Recuperé algo de prestigio recordándole que estaba amarrado. Yo lo estaba haciendo bien, de hecho. Hasta que un esclavo de más que, sin yo saberlo, había estado oculto tras las mangas de irrigación en lo alto del sifón, al final se hizo con el coraje para actuar. Apareció con un grito salvaje y se arrojó sobre mí.
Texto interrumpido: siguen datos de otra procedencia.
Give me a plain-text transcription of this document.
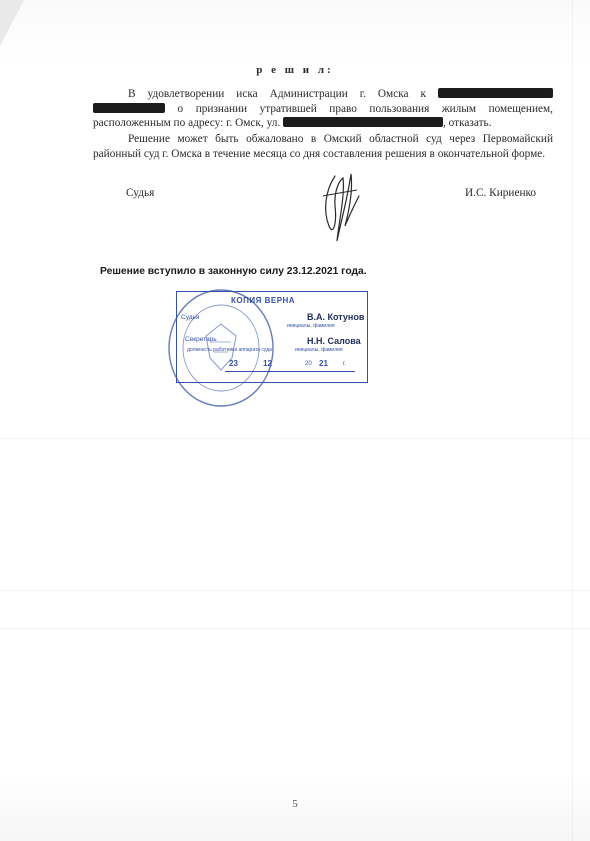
р е ш и л:
В удовлетворении иска Администрации г. Омска к   о признании утратившей право пользования жилым помещением, расположенным по адресу: г. Омск, ул.	, отказать.
Решение может быть обжаловано в Омский областной суд через Первомайский районный суд г. Омска в течение месяца со дня составления решения в окончательной форме.
Судья	И.С. Кириенко
Решение вступило в законную силу 23.12.2021 года.
КОПИЯ ВЕРНА
Судья	В.А. Котунов
инициалы, фамилия
Секретарь
должность работника аппарата суда
Н.Н. Салова
инициалы, фамилия
23	12	20 21	г.
5
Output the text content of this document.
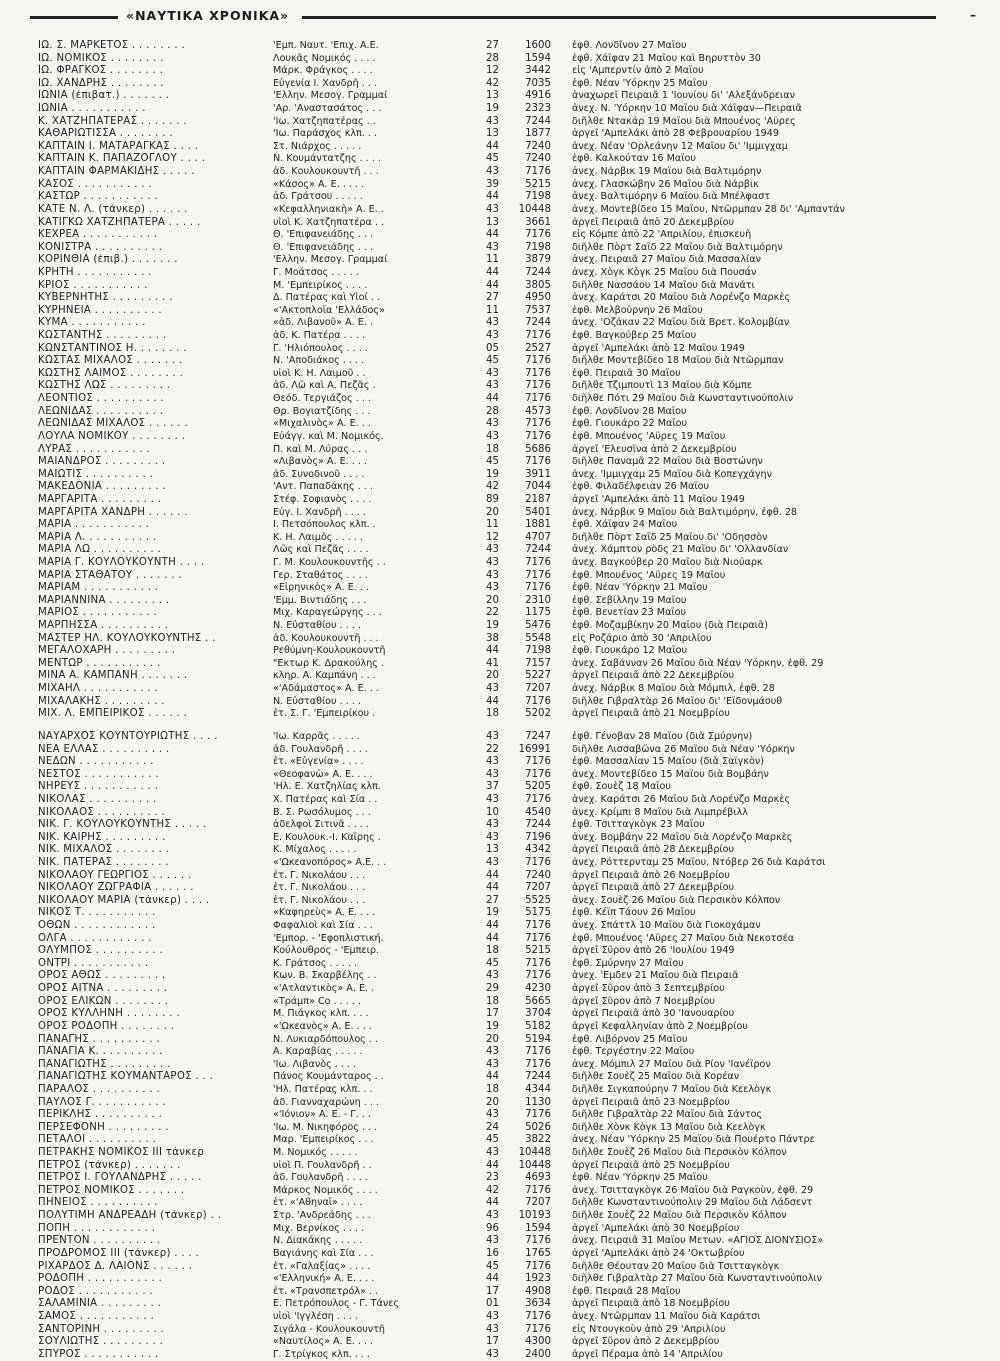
«ΝΑΥΤΙΚΑ ΧΡΟΝΙΚΑ»	–
ΙΩ. Σ. ΜΑΡΚΕΤΟΣ . . . . . . . .	'Εμπ. Ναυτ. 'Επιχ. Α.Ε.	27	1600 ἐφθ. Λονδῖνον 27 Μαΐου
ΙΩ. ΝΟΜΙΚΟΣ . . . . . . . .	Λουκᾶς Νομικός . . . .	28	1594 ἐφθ. Χάϊφαν 21 Μαΐου καὶ Βηρυττὸν 30
ΙΩ. ΦΡΑΓΚΟΣ . . . . . . . .	Μάρκ. Φράγκος . . . .	12	3442 εἰς 'Αμπερντίν ἀπὸ 2 Μαΐου
ΙΩ. ΧΑΝΔΡΗΣ . . . . . . . .	Εὐγενία Ι. Χανδρῆ . . .	42	7035 ἐφθ. Νέαν 'Υόρκην 25 Μαΐου
ΙΩΝΙΑ (ἐπιβατ.) . . . . . . .	'Ελλην. Μεσογ. Γραμμαί	13	4916 ἀναχωρεῖ Πειραιᾶ 1 'Ιουνίου δι' 'Αλεξάνδρειαν
ΙΩΝΙΑ . . . . . . . . . . .	'Αρ. 'Αναστασάτος . . .	19	2323 ἀνεχ. Ν. 'Υόρκην 10 Μαΐου διὰ Χάϊφαν—Πειραιᾶ
Κ. ΧΑΤΖΗΠΑΤΕΡΑΣ . . . . . . .	'Ιω. Χατζηπατέρας . .	43	7244 διῆλθε Ντακάρ 19 Μαΐου διὰ Μπουένος 'Αΰρες
ΚΑΘΑΡΙΩΤΙΣΣΑ . . . . . . . .	'Ιω. Παράσχος κλπ. . .	13	1877 ἀργεῖ 'Αμπελάκι ἀπὸ 28 Φεβρουαρίου 1949
ΚΑΠΤΑΙΝ Ι. ΜΑΤΑΡΑΓΚΑΣ . . . .	Στ. Νιάρχος . . . . .	44	7240 ἀνεχ. Νέαν 'Ορλεάνην 12 Μαΐου δι' 'Ιμμιγχαμ
ΚΑΠΤΑΙΝ Κ. ΠΑΠΑΖΟΓΛΟΥ . . . .	Ν. Κουμάντατζης . . . .	45	7240 ἐφθ. Καλκούταν 16 Μαΐου
ΚΑΠΤΑΙΝ ΦΑΡΜΑΚΙΔΗΣ . . . . .	ἀδ. Κουλουκουντῆ . . .	43	7176 ἀνεχ. Νάρβικ 19 Μαΐου διὰ Βαλτιμόρην
ΚΑΣΟΣ . . . . . . . . . . .	«Κάσος» Α. Ε. . . . .	39	5215 ἀνεχ. Γλασκώβην 26 Μαΐου διὰ Νάρβικ
ΚΑΣΤΩΡ . . . . . . . . . . .	ἀδ. Γράτσου . . . . .	44	7198 ἀνεχ. Βαλτιμόρην 6 Μαΐου διὰ Μπέλφαστ
ΚΑΤΕ Ν. Λ. (τάνκερ) . . . . . .	«Κεφαλληνιακὴ» Α. Ε. .	43	10448 ἀνεχ. Μοντεβίδεο 15 Μαΐου, Ντῶρμπαν 28 δι' 'Αμπαντάν
ΚΑΤΙΓΚΩ ΧΑΤΖΗΠΑΤΕΡΑ . . . . .	υἱοὶ Κ. Χατζηπατέρα . .	13	3661 ἀργεῖ Πειραιᾶ ἀπὸ 20 Δεκεμβρίου
ΚΕΧΡΕΑ . . . . . . . . . . .	Θ. 'Επιφανειάδης . . .	44	7176 εἰς Κόμπε ἀπὸ 22 'Απριλίου, ἐπισκευὴ
ΚΟΝΙΣΤΡΑ . . . . . . . . . .	Θ. 'Επιφανειάδης . . .	43	7198 διῆλθε Πὸρτ Σαΐδ 22 Μαΐου διὰ Βαλτιμόρην
ΚΟΡΙΝΘΙΑ (ἐπιβ.) . . . . . . .	'Ελλην. Μεσογ. Γραμμαί	11	3879 ἀνεχ. Πειραιᾶ 27 Μαΐου διὰ Μασσαλίαν
ΚΡΗΤΗ . . . . . . . . . . .	Γ. Μοάτσος . . . . .	44	7244 ἀνεχ. Χὸγκ Κὸγκ 25 Μαΐου διὰ Πουσάν
ΚΡΙΟΣ . . . . . . . . . . .	Μ. 'Εμπειρίκος . . . .	44	3805 διῆλθε Νασσάου 14 Μαΐου διὰ Μανάτι
ΚΥΒΕΡΝΗΤΗΣ . . . . . . . . .	Δ. Πατέρας καὶ Υἱοί . .	27	4950 ἀνεχ. Καράτσι 20 Μαΐου διὰ Λορένζο Μαρκὲς
ΚΥΡΗΝΕΙΑ . . . . . . . . . .	«'Ακτοπλοΐα 'Ελλάδος»	11	7537 ἐφθ. Μελβούρνην 26 Μαΐου
ΚΥΜΑ . . . . . . . . . . .	«ἀδ. Λιβανοῦ» Α. Ε. .	43	7244 ἀνεχ. 'Οζάκαν 22 Μαΐου διὰ Βρετ. Κολομβίαν
ΚΩΣΤΑΝΤΗΣ . . . . . . . . .	ἀδ. Κ. Πατέρα . . . .	43	7176 ἐφθ. Βαγκούβερ 25 Μαΐου
ΚΩΝΣΤΑΝΤΙΝΟΣ Η. . . . . . . .	Γ. 'Ηλιόπουλος . . . .	05	2527 ἀργεῖ 'Αμπελάκι ἀπὸ 12 Μαΐου 1949
ΚΩΣΤΑΣ ΜΙΧΑΛΟΣ . . . . . . .	Ν. 'Αποδιάκος . . . .	45	7176 διῆλθε Μοντεβίδεο 18 Μαΐου διὰ Ντῶρμπαν
ΚΩΣΤΗΣ ΛΑΙΜΟΣ . . . . . . . .	υἱοὶ Κ. Η. Λαιμοῦ . .	43	7176 ἐφθ. Πειραιᾶ 30 Μαΐου
ΚΩΣΤΗΣ ΛΩΣ . . . . . . . . .	ἀδ. Λῶ καὶ Α. Πεζᾶς .	43	7176 διῆλθε Τζιμπουτὶ 13 Μαΐου διὰ Κόμπε
ΛΕΟΝΤΙΟΣ . . . . . . . . . .	Θεόδ. Τεργιάζος . . .	44	7176 διῆλθε Πότι 29 Μαΐου διὰ Κωνσταντινούπολιν
ΛΕΩΝΙΔΑΣ . . . . . . . . . .	Θρ. Βογιατζίδης . . .	28	4573 ἐφθ. Λονδῖνον 28 Μαΐου
ΛΕΩΝΙΔΑΣ ΜΙΧΑΛΟΣ . . . . . .	«Μιχαλινὸς» Α. Ε. . .	43	7176 ἐφθ. Γιουκάρο 22 Μαΐου
ΛΟΥΛΑ ΝΟΜΙΚΟΥ . . . . . . . .	Εὐάγγ. καὶ Μ. Νομικός.	43	7176 ἐφθ. Μπουένος 'Αΰρες 19 Μαΐου
ΛΥΡΑΣ . . . . . . . . . . .	Π. καὶ Μ. Λύρας . . .	18	5686 ἀργεῖ 'Ελευσῖνα ἀπὸ 2 Δεκεμβρίου
ΜΑΙΑΝΔΡΟΣ . . . . . . . . .	«Λιβανὸς» Α. Ε. . . .	45	7176 διῆλθε Παναμᾶ 22 Μαΐου διὰ Βοστώνην
ΜΑΙΩΤΙΣ . . . . . . . . . .	ἀδ. Συνοδινοῦ . . . .	19	3911 ἀνεχ. 'Ιμμιγχαμ 25 Μαΐου διὰ Κοπεγχάγην
ΜΑΚΕΔΟΝΙΑ . . . . . . . . .	'Αντ. Παπαδάκης . . .	42	7044 ἐφθ. Φιλαδέλφειαν 26 Μαΐου
ΜΑΡΓΑΡΙΤΑ . . . . . . . . .	Στέφ. Σοφιανὸς . . . .	89	2187 ἀργεῖ 'Αμπελάκι ἀπὸ 11 Μαΐου 1949
ΜΑΡΓΑΡΙΤΑ ΧΑΝΔΡΗ . . . . . .	Εὐγ. Ι. Χανδρῆ . . . .	20	5401 ἀνεχ. Νάρβικ 9 Μαΐου διὰ Βαλτιμόρην, ἐφθ. 28
ΜΑΡΙΑ . . . . . . . . . . .	Ι. Πετσόπουλος κλπ. .	11	1881 ἐφθ. Χάϊφαν 24 Μαΐου
ΜΑΡΙΑ Λ. . . . . . . . . . .	Κ. Η. Λαιμὸς . . . . .	12	4707 διῆλθε Πὸρτ Σαΐδ 25 Μαΐου δι' 'Οδησσὸν
ΜΑΡΙΑ ΛΩ . . . . . . . . . .	Λῶς καὶ Πεζᾶς . . . .	43	7244 ἀνεχ. Χάμπτον ρὸδς 21 Μαΐου δι' 'Ολλανδίαν
ΜΑΡΙΑ Γ. ΚΟΥΛΟΥΚΟΥΝΤΗ . . . .	Γ. Μ. Κουλουκουντῆς . .	43	7176 ἀνεχ. Βαγκούβερ 20 Μαΐου διὰ Νιούαρκ
ΜΑΡΙΑ ΣΤΑΘΑΤΟΥ . . . . . . .	Γερ. Σταθάτος . . . .	43	7176 ἐφθ. Μπουένος 'Αΰρες 19 Μαΐου
ΜΑΡΙΑΜ . . . . . . . . . . .	«Εἰρηνικὸς» Α. Ε. . .	43	7176 ἐφθ. Νέαν 'Υόρκην 21 Μαΐου
ΜΑΡΙΑΝΝΙΝΑ . . . . . . . . .	'Εμμ. Βιντιάδης . . .	20	2310 ἐφθ. Σεβίλλην 19 Μαΐου
ΜΑΡΙΟΣ . . . . . . . . . . .	Μιχ. Καραγεώργης . . .	22	1175 ἐφθ. Βενετίαν 23 Μαΐου
ΜΑΡΠΗΣΣΑ . . . . . . . . . .	Ν. Εὐσταθίου . . . .	19	5476 ἐφθ. Μοζαμβίκην 20 Μαΐου (διὰ Πειραιᾶ)
ΜΑΣΤΕΡ ΗΛ. ΚΟΥΛΟΥΚΟΥΝΤΗΣ . .	ἀδ. Κουλουκουντῆ . . .	38	5548 εἰς Ροζάριο ἀπὸ 30 'Απριλίου
ΜΕΓΑΛΟΧΑΡΗ . . . . . . . . .	Ρεθύμνη-Κουλουκουντῆ	44	7198 ἐφθ. Γιουκάρο 12 Μαΐου
ΜΕΝΤΩΡ . . . . . . . . . . .	"Εκτωρ Κ. Δρακούλης .	41	7157 ἀνεχ. Σαβάνναν 26 Μαΐου διὰ Νέαν 'Υόρκην, ἐφθ. 29
ΜΙΝΑ Α. ΚΑΜΠΑΝΗ . . . . . . .	κληρ. Α. Καμπάνη . . .	20	5227 ἀργεῖ Πειραιᾶ ἀπὸ 22 Δεκεμβρίου
ΜΙΧΑΗΛ . . . . . . . . . . .	«'Αδάμαστος» Α. Ε. . .	43	7207 ἀνεχ. Νάρβικ 8 Μαΐου διὰ Μόμπιλ, ἐφθ. 28
ΜΙΧΑΛΑΚΗΣ . . . . . . . . .	Ν. Εὐσταθίου . . . .	44	7176 διῆλθε Γιβραλτὰρ 26 Μαΐου δι' 'Εϊδονμάουθ
ΜΙΧ. Λ. ΕΜΠΕΙΡΙΚΟΣ . . . . . .	ἐτ. Σ. Γ. 'Εμπειρίκου .	18	5202 ἀργεῖ Πειραιᾶ ἀπὸ 21 Νοεμβρίου
ΝΑΥΑΡΧΟΣ ΚΟΥΝΤΟΥΡΙΩΤΗΣ . . . .	'Ιω. Καρρᾶς . . . . .	43	7247 ἐφθ. Γένοβαν 28 Μαΐου (διὰ Σμύρνην)
ΝΕΑ ΕΛΛΑΣ . . . . . . . . . .	ἀδ. Γουλανδρῆ . . . .	22	16991 διῆλθε Λισσαβῶνα 26 Μαΐου διὰ Νέαν 'Υόρκην
ΝΕΔΩΝ . . . . . . . . . . .	ἐτ. «Εὐγενία» . . . .	43	7176 ἐφθ. Μασσαλίαν 15 Μαΐου (διὰ Σαϊγκὸν)
ΝΕΣΤΟΣ . . . . . . . . . . .	«Θεοφανὼ» Α. Ε. . . .	43	7176 ἀνεχ. Μοντεβίδεο 15 Μαΐου διὰ Βομβάην
ΝΗΡΕΥΣ . . . . . . . . . . .	'Ηλ. Ε. Χατζηλίας κλπ.	37	5205 ἐφθ. Σουὲζ 18 Μαΐου
ΝΙΚΟΛΑΣ . . . . . . . . . .	Χ. Πατέρας καὶ Σία . .	43	7176 ἀνεχ. Καράτσι 26 Μαΐου διὰ Λορένζο Μαρκὲς
ΝΙΚΟΛΑΟΣ . . . . . . . . . .	Β. Σ. Ρωσόλυμος . . .	10	4540 ἀνεχ. Κρίμπι 8 Μαΐου διὰ Λιμπρέβιλλ
ΝΙΚ. Γ. ΚΟΥΛΟΥΚΟΥΝΤΗΣ . . . . .	ἀδελφοὶ Σιτινᾶ . . . .	43	7244 ἐφθ. Τσιτταγκὸγκ 23 Μαΐου
ΝΙΚ. ΚΑΙΡΗΣ . . . . . . . . .	Ε. Κουλουκ.-Ι. Καΐρης .	43	7196 ἀνεχ. Βομβάην 22 Μαΐου διὰ Λορένζο Μαρκὲς
ΝΙΚ. ΜΙΧΑΛΟΣ . . . . . . . .	Κ. Μίχαλος . . . . .	13	4342 ἀργεῖ Πειραιᾶ ἀπὸ 28 Δεκεμβρίου
ΝΙΚ. ΠΑΤΕΡΑΣ . . . . . . . .	«'Ωκεανοπόρος» Α.Ε. . .	43	7176 ἀνεχ. Ρόττερνταμ 25 Μαΐου, Ντόβερ 26 διὰ Καράτσι
ΝΙΚΟΛΑΟΥ ΓΕΩΡΓΙΟΣ . . . . . .	ἐτ. Γ. Νικολάου . . .	44	7240 ἀργεῖ Πειραιᾶ ἀπὸ 26 Νοεμβρίου
ΝΙΚΟΛΑΟΥ ΖΩΓΡΑΦΙΑ . . . . . .	ἐτ. Γ. Νικολάου . . .	44	7207 ἀργεῖ Πειραιᾶ ἀπὸ 27 Δεκεμβρίου
ΝΙΚΟΛΑΟΥ ΜΑΡΙΑ (τάνκερ) . . . .	ἐτ. Γ. Νικολάου . . .	27	5525 ἀνεχ. Σουὲζ 26 Μαΐου διὰ Περσικὸν Κόλπον
ΝΙΚΟΣ Τ. . . . . . . . . . .	«Καφηρεὺς» Α. Ε. . . .	19	5175 ἐφθ. Κέϊπ Τάουν 26 Μαΐου
ΟΘΩΝ . . . . . . . . . . . .	Φαφαλιοὶ καὶ Σία . . .	44	7176 ἀνεχ. Σπάττλ 10 Μαΐου διὰ Γιοκοχάμαν
ΟΛΓΑ . . . . . . . . . . . .	'Εμπορ. - 'Εφοπλιστική.	44	7176 ἐφθ. Μπουένος 'Αΰρες 27 Μαΐου διὰ Νεκοτσέα
ΟΛΥΜΠΟΣ . . . . . . . . . .	Κούλουθρος - 'Εμπειρ.	18	5215 ἀργεῖ Σῦρον ἀπὸ 26 'Ιουλίου 1949
ΟΝΤΡΙ . . . . . . . . . . .	Κ. Γράτσος . . . . .	45	7176 ἐφθ. Σμύρνην 27 Μαΐου
ΟΡΟΣ ΑΘΩΣ . . . . . . . . .	Κων. Β. Σκαρβέλης . .	43	7176 ἀνεχ. 'Εμδεν 21 Μαΐου διὰ Πειραιᾶ
ΟΡΟΣ ΑΙΤΝΑ . . . . . . . . .	«'Ατλαντικὸς» Α. Ε. .	29	4230 ἀργεῖ Σῦρον ἀπὸ 3 Σεπτεμβρίου
ΟΡΟΣ ΕΛΙΚΩΝ . . . . . . . .	«Τράμπ» Co . . . . .	18	5665 ἀργεῖ Σῦρον ἀπὸ 7 Νοεμβρίου
ΟΡΟΣ ΚΥΛΛΗΝΗ . . . . . . . .	Μ. Πιάγκος κλπ. . . .	17	3704 ἀργεῖ Πειραιᾶ ἀπὸ 30 'Ιανουαρίου
ΟΡΟΣ ΡΟΔΟΠΗ . . . . . . . .	«'Ωκεανὸς» Α. Ε. . . .	19	5182 ἀργεῖ Κεφαλληνίαν ἀπὸ 2 Νοεμβρίου
ΠΑΝΑΓΗΣ . . . . . . . . . .	Ν. Λυκιαρδόπουλος . .	20	5194 ἐφθ. Λιβόρνον 25 Μαΐου
ΠΑΝΑΓΙΑ Κ. . . . . . . . . .	Α. Καραβίας . . . . .	43	7176 ἐφθ. Τεργέστην 22 Μαΐου
ΠΑΝΑΓΙΩΤΗΣ . . . . . . . . .	'Ιω. Λιβανὸς . . . .	43	7176 ἀνεχ. Μόμπιλ 27 Μαΐου διὰ Ρίον 'Ιανέϊρον
ΠΑΝΑΓΙΩΤΗΣ ΚΟΥΜΑΝΤΑΡΟΣ . . .	Πάνος Κουμάνταρος . .	44	7244 διῆλθε Σουὲζ 25 Μαΐου διὰ Κορέαν
ΠΑΡΑΛΟΣ . . . . . . . . . .	'Ηλ. Πατέρας κλπ. . .	18	4344 διῆλθε Σιγκαπούρην 7 Μαΐου διὰ Κεελὸγκ
ΠΑΥΛΟΣ Γ. . . . . . . . . . .	ἀδ. Γιανναχαρώνη . . .	20	1130 ἀργεῖ Πειραιᾶ ἀπὸ 23 Νοεμβρίου
ΠΕΡΙΚΛΗΣ . . . . . . . . . .	«'Ιόνιον» Α. Ε. - Γ. . .	43	7176 διῆλθε Γιβραλτὰρ 22 Μαΐου διὰ Σάντος
ΠΕΡΣΕΦΟΝΗ . . . . . . . . .	'Ιω. Μ. Νικηφόρος . . .	24	5026 διῆλθε Χὸνκ Κὸγκ 13 Μαΐου διὰ Κεελὸγκ
ΠΕΤΑΛΟΙ . . . . . . . . . .	Μαρ. 'Εμπειρίκος . . .	45	3822 ἀνεχ. Νέαν 'Υόρκην 25 Μαΐου διὰ Πουέρτο Πάντρε
ΠΕΤΡΑΚΗΣ ΝΟΜΙΚΟΣ III τάνκερ	Μ. Νομικός . . . . .	43	10448 διῆλθε Σουὲζ 26 Μαΐου διὰ Περσικὸν Κόλπον
ΠΕΤΡΟΣ (τάνκερ) . . . . . . .	υἱοὶ Π. Γουλανδρῆ . .	44	10448 ἀργεῖ Πειραιᾶ ἀπὸ 25 Νοεμβρίου
ΠΕΤΡΟΣ Ι. ΓΟΥΛΑΝΔΡΗΣ . . . . .	ἀδ. Γουλανδρῆ . . . .	23	4693 ἐφθ. Νέαν 'Υόρκην 25 Μαΐου
ΠΕΤΡΟΣ ΝΟΜΙΚΟΣ . . . . . . .	Μάρκος Νομικός . . . .	42	7176 ἀνεχ. Τσιτταγκὸγκ 26 Μαΐου διὰ Ραγκοὺν, ἐφθ. 29
ΠΗΝΕΙΟΣ . . . . . . . . . .	ἐτ. «'Αθηναΐ» . . . .	44	7207 διῆλθε Κωνσταντινούπολιν 29 Μαΐου διὰ Λάδσεντ
ΠΟΛΥΤΙΜΗ ΑΝΔΡΕΑΔΗ (τάνκερ) . .	Στρ. 'Ανδρεάδης . . .	43	10193 διῆλθε Σουὲζ 22 Μαΐου διὰ Περσικὸν Κόλπον
ΠΟΠΗ . . . . . . . . . . . .	Μιχ. Βερνίκος . . . .	96	1594 ἀργεῖ 'Αμπελάκι ἀπὸ 30 Νοεμβρίου
ΠΡΕΝΤΟΝ . . . . . . . . . .	Ν. Διακάκης . . . . .	43	7176 ἀνεχ. Πειραιᾶ 31 Μαΐου Μετων. «ΑΓΙΟΣ ΔΙΟΝΥΣΙΟΣ»
ΠΡΟΔΡΟΜΟΣ III (τάνκερ) . . . .	Βαγιάνης καὶ Σία . . .	16	1765 ἀργεῖ 'Αμπελάκι ἀπὸ 24 'Οκτωβρίου
ΡΙΧΑΡΔΟΣ Δ. ΛΑΙΟΝΣ . . . . . .	ἐτ. «Γαλαξίας» . . . .	45	7176 διῆλθε Θέουταν 20 Μαΐου διὰ Τσιτταγκὸγκ
ΡΟΔΟΠΗ . . . . . . . . . . .	«'Ελληνική» Α. Ε. . . .	44	1923 διῆλθε Γιβραλτὰρ 27 Μαΐου διὰ Κωνσταντινούπολιν
ΡΟΔΟΣ . . . . . . . . . . .	ἐτ. «Τρανσπετρόλ» . .	17	4908 ἐφθ. Πειραιᾶ 28 Μαΐου
ΣΑΛΑΜΙΝΙΑ . . . . . . . . .	Ε. Πετρόπουλος - Γ. Τάνες	01	3634 ἀργεῖ Πειραιᾶ ἀπὸ 18 Νοεμβρίου
ΣΑΜΟΣ . . . . . . . . . . .	υἱοὶ 'Ιγγλέση . . . .	43	7176 ἀνεχ. Ντῶρμπαν 11 Μαΐου διὰ Καράτσι
ΣΑΝΤΟΡΙΝΗ . . . . . . . . .	Σιγάλα - Κουλουκουντῆ	43	7176 εἰς Ντουγκοὺν ἀπὸ 29 'Απριλίου
ΣΟΥΛΙΩΤΗΣ . . . . . . . . .	«Ναυτίλος» Α. Ε. . . .	17	4300 ἀργεῖ Σῦρον ἀπὸ 2 Δεκεμβρίου
ΣΠΥΡΟΣ . . . . . . . . . . .	Γ. Στρίγκος κλπ. . . .	43	2400 ἀργεῖ Πέραμα ἀπὸ 14 'Απριλίου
Me cortó la respiración. Sin embargo, no consiguió nada, puesto que en ese momento Petronio Longo entró por la puerta de la calle. Tenía el ceño fruncido y llevaba lo que parecía el mandamiento judicial del magistrado. Los miembros de los vigiles entraron en tropel detrás de él. Quizá se habían permitido unas cuantas copas rápidas en algún sitio, como yo antes había supuesto que harían. Eso explicaría por qué encontraron tan divertido toparse con una hilera de esclavos sentados con la cabeza metida en cubos, un prisionero atado a su sifón, yo en el suelo sin tan sólo tomarme la molestia de resistir el ataque, y un hombre triste que por un momento pensó ser un héroe pero que sufrió un colapso debido al susto cuando vio las túnicas rojas, y tuvo que ser reanimado a golpes de bota de un vigil.
A todo esto siguió el caos. Me tendí boca arriba y dejé que todos ellos continuaran con él.
Petronio, que normalmente se adueñaba de las situaciones difíciles, se sintió sumamente molesto por el mandamiento judicial; me di cuenta de ello. (Bueno, su nombre estaba en la «orden».) Recobró la autoridad con rapidez cuando sus hombres descubrieron que los esclavos de Lucrio habían dejado escapar al ladrón de los baños que había estado encerrado en la celda de detención. Al instante, Petro encerró con un portazo a los seis esclavos en la celda para reemplazar al prisionero perdido. Disfrutaba inventando castigos legales por lo que habían hecho de una manera tan tonta.
A Lucrio lo liberaron y le dijeron que se podía ir a casa. Los documentos se le devolverían íntegros al día siguiente, tan pronto como se pudiera prescindir de algunos hombres de vigilancia de incendios para llevar la carretilla a su casa. Lucrio tenía que presentarse en el cuartel para un interrogatorio formal cuando Petronio Longo volviera a estar de servicio la tarde siguiente. Nos despedimos del liberto con educación y nos desperezamos como si nos fuéramos a casa para descabezar un buen sueño nocturno.